Now, machine learning has filled in that gap in collective knowledge by pulling together all this patient data and distilling it down into one location. Doctors can access that information all in one place and use it to research the disease and the effectiveness of different treatment options, and use that information to inform their practice.

“From the patient perspective, nothing really much changes. They’re still getting the tests that they need for the clinical decision to be made,” she enthuses. “That is the beauty of what AI offers. It’s a task for us to get exponentially more insight from the same type of clinical data that we always had but we just didn’t know what to do with. AI is allowing us to deep dive into those tests and get more insights than just what our superficial initial interpretation was.”

Currently, Dr. Jehi is working to improve specialized AI predictive models that can accurately guide medical and surgical epilepsy decision-making.

“We are doing research to come up with a way to reduce these complex AI models to simpler tools that could be more easily integrated in clinical care,” she notes.

Dr. Jehi and other researchers have also identified biomarkers with the help of machine learning that determine which patients have a higher risk for epilepsy reoccurring after having surgery. And work is currently being done to fully automate detecting and locating brain segments that need to be removed during epilepsy surgery.

Right now, Dr. Jehi is focusing on understanding how a patient’s genetic composition and brain plays into their epilepsy. How do they respond to epilepsy based on a number of factors? How do they respond to epilepsy surgery? And are these factors related to how well their surgery works down the road?

“We’ve been completely overlooking how nature works,” she says. “Until now, we haven’t really analyzed how the genetic makeup of individuals factors into all of this. With my research, we have a lot of evidence that makes us believe that genetic makeup is actually quite important in driving surgical outcomes.”

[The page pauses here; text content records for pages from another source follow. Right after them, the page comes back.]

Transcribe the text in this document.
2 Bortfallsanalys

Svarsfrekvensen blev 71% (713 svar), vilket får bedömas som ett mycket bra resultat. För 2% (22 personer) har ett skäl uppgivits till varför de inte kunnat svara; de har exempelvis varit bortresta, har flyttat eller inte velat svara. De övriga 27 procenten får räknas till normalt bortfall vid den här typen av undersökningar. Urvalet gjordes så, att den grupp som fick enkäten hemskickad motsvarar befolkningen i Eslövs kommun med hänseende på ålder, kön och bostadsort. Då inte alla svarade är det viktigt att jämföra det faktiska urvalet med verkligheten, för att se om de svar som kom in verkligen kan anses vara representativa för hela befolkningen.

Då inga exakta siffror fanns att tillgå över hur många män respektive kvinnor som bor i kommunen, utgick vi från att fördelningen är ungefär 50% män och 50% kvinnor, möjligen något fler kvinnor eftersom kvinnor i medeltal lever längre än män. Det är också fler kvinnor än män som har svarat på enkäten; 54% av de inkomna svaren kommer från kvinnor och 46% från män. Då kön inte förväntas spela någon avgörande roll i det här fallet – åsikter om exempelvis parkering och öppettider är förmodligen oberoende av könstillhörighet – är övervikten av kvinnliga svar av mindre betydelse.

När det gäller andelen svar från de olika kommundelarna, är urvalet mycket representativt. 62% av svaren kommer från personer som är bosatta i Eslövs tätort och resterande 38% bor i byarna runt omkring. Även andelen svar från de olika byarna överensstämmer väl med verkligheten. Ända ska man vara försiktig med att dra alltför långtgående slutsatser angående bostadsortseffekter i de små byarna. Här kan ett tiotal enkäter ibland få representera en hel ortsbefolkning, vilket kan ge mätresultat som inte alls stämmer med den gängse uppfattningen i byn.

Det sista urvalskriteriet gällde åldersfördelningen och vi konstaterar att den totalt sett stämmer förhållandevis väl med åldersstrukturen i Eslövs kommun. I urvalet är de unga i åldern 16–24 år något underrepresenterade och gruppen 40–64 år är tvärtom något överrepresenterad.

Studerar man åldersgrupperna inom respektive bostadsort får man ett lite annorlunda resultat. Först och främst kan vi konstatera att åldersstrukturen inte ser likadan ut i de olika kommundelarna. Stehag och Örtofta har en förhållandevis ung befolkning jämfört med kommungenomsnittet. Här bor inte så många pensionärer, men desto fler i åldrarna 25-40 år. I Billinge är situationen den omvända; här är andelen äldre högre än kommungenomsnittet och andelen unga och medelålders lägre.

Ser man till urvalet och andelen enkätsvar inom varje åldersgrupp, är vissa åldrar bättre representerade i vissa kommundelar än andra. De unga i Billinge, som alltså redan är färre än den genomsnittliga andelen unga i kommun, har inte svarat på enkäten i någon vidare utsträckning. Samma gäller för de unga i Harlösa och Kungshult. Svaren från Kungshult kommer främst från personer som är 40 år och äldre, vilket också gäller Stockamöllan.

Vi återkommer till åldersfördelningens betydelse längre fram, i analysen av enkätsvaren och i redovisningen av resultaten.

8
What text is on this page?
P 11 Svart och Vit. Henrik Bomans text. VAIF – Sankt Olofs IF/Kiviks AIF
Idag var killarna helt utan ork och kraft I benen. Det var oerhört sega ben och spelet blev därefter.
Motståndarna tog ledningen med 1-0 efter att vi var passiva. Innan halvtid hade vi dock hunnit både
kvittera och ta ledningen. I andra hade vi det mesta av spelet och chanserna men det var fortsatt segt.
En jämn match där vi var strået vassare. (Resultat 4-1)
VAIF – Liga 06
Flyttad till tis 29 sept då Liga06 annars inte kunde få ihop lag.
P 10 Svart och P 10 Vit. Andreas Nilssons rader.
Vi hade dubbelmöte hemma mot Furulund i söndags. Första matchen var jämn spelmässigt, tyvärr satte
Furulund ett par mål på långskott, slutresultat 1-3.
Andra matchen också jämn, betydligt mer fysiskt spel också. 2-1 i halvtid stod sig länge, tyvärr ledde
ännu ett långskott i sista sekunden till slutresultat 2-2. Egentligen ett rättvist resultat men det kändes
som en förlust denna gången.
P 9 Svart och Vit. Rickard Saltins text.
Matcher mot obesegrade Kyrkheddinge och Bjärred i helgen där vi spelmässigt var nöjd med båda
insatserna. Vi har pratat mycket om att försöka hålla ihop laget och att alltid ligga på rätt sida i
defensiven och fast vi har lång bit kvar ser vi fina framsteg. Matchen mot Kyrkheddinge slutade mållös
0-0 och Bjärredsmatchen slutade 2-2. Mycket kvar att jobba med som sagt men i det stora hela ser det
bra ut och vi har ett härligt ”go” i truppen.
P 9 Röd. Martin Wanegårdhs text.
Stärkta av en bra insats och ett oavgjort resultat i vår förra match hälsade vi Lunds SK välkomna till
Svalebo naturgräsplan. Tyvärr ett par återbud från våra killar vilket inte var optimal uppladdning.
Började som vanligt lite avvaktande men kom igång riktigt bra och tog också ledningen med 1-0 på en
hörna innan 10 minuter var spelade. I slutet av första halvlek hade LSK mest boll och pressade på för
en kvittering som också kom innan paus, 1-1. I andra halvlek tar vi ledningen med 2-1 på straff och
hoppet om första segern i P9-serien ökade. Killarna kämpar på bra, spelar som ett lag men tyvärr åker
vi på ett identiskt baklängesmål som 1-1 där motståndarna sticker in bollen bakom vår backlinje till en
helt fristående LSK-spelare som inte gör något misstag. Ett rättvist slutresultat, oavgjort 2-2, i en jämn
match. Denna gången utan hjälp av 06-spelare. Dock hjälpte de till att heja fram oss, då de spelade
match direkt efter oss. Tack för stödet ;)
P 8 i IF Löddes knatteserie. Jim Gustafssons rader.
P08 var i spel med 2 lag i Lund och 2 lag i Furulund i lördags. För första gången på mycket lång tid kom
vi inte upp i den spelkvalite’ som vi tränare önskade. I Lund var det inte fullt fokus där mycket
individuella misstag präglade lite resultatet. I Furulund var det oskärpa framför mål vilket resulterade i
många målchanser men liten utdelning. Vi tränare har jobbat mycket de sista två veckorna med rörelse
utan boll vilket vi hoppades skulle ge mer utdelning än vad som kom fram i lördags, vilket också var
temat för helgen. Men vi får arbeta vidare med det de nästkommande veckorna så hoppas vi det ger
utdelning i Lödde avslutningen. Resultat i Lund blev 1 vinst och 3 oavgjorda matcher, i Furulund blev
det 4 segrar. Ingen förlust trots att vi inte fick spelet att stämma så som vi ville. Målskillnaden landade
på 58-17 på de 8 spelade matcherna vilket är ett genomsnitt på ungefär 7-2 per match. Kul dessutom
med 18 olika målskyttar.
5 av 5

With AI and machine learning, Dr. Jehi hopes to continue pushing this research to the next level by looking at increasingly larger groups of patients.

Our AI journey

As we continue to improve our understanding of AI and further our pursuit of innovation and discovery, it’s up to healthcare providers around the world to question how best to utilize the tools at their disposal. Already, the World Health Organization (WHO) has issued additional guidelines for safe and ethical AI use in the healthcare space — a continued effort that builds off their original 2021 guidelines but with added caution around large language models like ChatGPT and Bard.

But when AI is used to further research and improve patient care with ethics and safety as the foundation of those efforts, its potential for the future of healthcare knows no bounds.

“I see AI as a path forward that helps us make sure that no data is left behind,” encourages Dr. Jehi. “When we’re doing research and we’re developing a new predictive model, or we want to better understand how a disease progresses, or we want to develop a new drug, or we want to just generate new knowledge — that’s what research is. It’s the generation of new knowledge. The more data that we can put in, the more our chances are of finding something new and of those things actually being meaningful.”